Doch was genau versuchte sie zu rechtfertigen?
»Ich glaube, manche der anderen Käuferinnen haben bloß mit geboten, um den Preis in die Höhe zu treiben«, fuhr Lia fort, wobei sie immer verzweifelter klang. »Aber es war doch das letzte Mal, verstehst du? Ich konnte schließlich nicht die Menschen links liegen lassen, nach denen zu
suchen man uns gebeten hatte. Das konnte ich einfach nicht. Ich habe versucht, sie in die Irre zu führen, indem ich für ein paar Sklaven Gebote abgab und dann ausstieg, als die Preise in die Höhe schnellten, aber es hat nicht funktioniert. Und nachdem ich die Überfahrt mit der ersten Kutsche bezahlt hatte, war nicht genug Geld für eine weitere Fahrt übrig, also musste ich mir etwas anderes einfallen lassen, nicht wahr?«
Jared überschlug die Kosten für den Kauf der Pferde, des Wagens, der Kleidung und Vorräte im Rahmen dieses verzweifelten Glücksspiels. Sie alle für diese Reise auszustatten hatte wahrscheinlich die Hälfte der Kutschfahrt für sie und die zwölf Sklaven gekostet.

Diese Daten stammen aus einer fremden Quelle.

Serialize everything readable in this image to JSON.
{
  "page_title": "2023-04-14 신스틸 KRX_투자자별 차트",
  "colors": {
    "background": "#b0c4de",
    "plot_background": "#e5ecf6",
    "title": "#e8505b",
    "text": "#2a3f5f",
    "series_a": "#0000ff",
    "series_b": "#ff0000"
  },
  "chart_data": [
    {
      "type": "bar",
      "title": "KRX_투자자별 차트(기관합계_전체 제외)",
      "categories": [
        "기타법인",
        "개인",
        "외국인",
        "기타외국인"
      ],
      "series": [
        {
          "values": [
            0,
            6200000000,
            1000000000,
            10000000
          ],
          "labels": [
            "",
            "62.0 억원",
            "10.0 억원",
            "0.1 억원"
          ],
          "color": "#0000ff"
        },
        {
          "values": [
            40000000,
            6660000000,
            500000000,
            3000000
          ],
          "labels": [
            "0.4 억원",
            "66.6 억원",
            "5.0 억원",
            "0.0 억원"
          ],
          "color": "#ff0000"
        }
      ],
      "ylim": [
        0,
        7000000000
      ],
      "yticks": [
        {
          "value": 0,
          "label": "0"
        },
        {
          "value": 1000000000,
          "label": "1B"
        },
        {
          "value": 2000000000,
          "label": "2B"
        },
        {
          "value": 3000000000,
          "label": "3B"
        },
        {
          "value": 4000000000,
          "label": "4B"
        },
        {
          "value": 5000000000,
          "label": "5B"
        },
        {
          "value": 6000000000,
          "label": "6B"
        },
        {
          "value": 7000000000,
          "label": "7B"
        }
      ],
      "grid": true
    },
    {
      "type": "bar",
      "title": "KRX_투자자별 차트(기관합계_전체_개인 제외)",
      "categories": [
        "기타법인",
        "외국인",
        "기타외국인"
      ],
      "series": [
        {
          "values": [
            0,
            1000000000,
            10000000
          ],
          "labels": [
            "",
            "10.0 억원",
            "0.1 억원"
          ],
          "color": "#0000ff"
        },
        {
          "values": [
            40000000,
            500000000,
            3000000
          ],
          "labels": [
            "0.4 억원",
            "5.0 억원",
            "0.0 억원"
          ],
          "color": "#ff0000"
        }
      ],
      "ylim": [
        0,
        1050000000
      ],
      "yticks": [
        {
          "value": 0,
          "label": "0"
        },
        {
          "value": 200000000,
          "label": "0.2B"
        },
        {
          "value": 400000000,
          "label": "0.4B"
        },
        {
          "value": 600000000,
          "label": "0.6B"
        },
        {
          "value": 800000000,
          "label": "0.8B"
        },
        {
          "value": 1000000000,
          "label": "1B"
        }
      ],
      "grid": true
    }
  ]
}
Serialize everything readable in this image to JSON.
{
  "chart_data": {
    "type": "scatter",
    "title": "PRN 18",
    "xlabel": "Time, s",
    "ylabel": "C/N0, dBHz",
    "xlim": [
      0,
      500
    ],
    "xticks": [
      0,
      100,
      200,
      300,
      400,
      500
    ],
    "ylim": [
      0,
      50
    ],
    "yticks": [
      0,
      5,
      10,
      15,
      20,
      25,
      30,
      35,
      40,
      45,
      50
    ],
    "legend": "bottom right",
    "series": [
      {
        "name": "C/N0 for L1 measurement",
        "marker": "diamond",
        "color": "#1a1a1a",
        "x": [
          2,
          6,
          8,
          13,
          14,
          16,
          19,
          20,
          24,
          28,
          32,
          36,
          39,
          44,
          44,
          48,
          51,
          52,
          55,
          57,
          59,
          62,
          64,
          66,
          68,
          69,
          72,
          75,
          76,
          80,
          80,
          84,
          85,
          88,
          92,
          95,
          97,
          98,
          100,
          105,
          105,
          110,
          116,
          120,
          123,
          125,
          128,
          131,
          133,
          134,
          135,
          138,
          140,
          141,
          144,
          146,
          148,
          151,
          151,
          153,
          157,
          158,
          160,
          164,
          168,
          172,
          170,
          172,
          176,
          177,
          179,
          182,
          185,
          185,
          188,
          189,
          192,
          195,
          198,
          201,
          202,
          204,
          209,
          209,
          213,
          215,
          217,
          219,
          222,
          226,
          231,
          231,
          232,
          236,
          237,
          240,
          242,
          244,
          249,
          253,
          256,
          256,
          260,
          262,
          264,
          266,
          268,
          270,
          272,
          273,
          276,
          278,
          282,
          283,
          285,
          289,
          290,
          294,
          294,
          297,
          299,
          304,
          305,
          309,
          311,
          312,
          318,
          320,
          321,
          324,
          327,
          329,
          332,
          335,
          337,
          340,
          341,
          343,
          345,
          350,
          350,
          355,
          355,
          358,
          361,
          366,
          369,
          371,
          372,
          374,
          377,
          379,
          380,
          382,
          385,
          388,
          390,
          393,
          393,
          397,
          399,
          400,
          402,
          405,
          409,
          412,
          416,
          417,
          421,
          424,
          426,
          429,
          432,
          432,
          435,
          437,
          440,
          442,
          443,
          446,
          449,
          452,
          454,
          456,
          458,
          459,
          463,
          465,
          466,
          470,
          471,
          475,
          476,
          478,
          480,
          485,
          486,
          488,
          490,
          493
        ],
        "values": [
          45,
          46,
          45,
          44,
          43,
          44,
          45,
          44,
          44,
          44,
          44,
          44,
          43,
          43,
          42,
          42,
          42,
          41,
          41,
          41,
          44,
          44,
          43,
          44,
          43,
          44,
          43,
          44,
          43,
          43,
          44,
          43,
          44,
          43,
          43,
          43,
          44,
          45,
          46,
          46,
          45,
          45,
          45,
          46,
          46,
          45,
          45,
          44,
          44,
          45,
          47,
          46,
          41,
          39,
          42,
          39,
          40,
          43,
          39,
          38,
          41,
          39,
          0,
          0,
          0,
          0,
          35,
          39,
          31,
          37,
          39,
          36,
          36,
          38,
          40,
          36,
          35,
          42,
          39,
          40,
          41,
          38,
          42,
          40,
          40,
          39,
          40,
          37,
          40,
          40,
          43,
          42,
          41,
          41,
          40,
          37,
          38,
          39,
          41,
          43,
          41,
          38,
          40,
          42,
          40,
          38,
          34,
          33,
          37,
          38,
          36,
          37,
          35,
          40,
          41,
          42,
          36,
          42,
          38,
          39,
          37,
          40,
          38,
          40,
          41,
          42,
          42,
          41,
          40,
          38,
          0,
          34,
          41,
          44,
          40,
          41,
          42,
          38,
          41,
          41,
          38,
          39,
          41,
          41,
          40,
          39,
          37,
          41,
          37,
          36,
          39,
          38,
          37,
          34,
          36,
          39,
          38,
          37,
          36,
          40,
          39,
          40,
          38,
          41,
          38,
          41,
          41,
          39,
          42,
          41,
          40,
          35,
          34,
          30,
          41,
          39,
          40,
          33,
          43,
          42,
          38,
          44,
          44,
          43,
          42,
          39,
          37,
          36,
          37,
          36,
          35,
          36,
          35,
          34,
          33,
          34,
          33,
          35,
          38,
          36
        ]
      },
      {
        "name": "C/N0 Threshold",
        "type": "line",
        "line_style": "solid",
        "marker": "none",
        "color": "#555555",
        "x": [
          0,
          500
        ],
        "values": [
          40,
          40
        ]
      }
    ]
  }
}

Aber das war noch immer keine Antwort. Er hatte in seiner Jugend so oft Erklärungen in halsbrecherischem Tempo von sich gegeben, dass er ganz gut einschätzen konnte, wann ihn jemand anders mit einer schwammigen Halbwahrheit abspeiste, um den wahren Grund für etwas zu verbergen.
Er beugte sich vor und bedeckte ihre Hände mit den seinen. In dem Augenblick, als er sie berührte, wusste er es.
»Wie viele solltest du eigentlich zurückbringen, Lia?«, fragte er sanft, um sie zu ködern. Die Wut stieg schon wieder in ihm empor. Und unter der Wut lag Trauer.
So knapp, dachte er. So knapp.
»Wir hatten uns auf keine genauen Zahlen verständigt«, murmelte Lia.
»Wie viele?«
Sie zitterte unter seinen Händen und wich seinem Blick aus.
»Nach wem solltest du Ausschau halten?«, fragte Jared, den es Mühe kostete, nicht ausfallend zu werden.
Sie schluckte hart. »Eryk und Corry. Blaed und Thayne.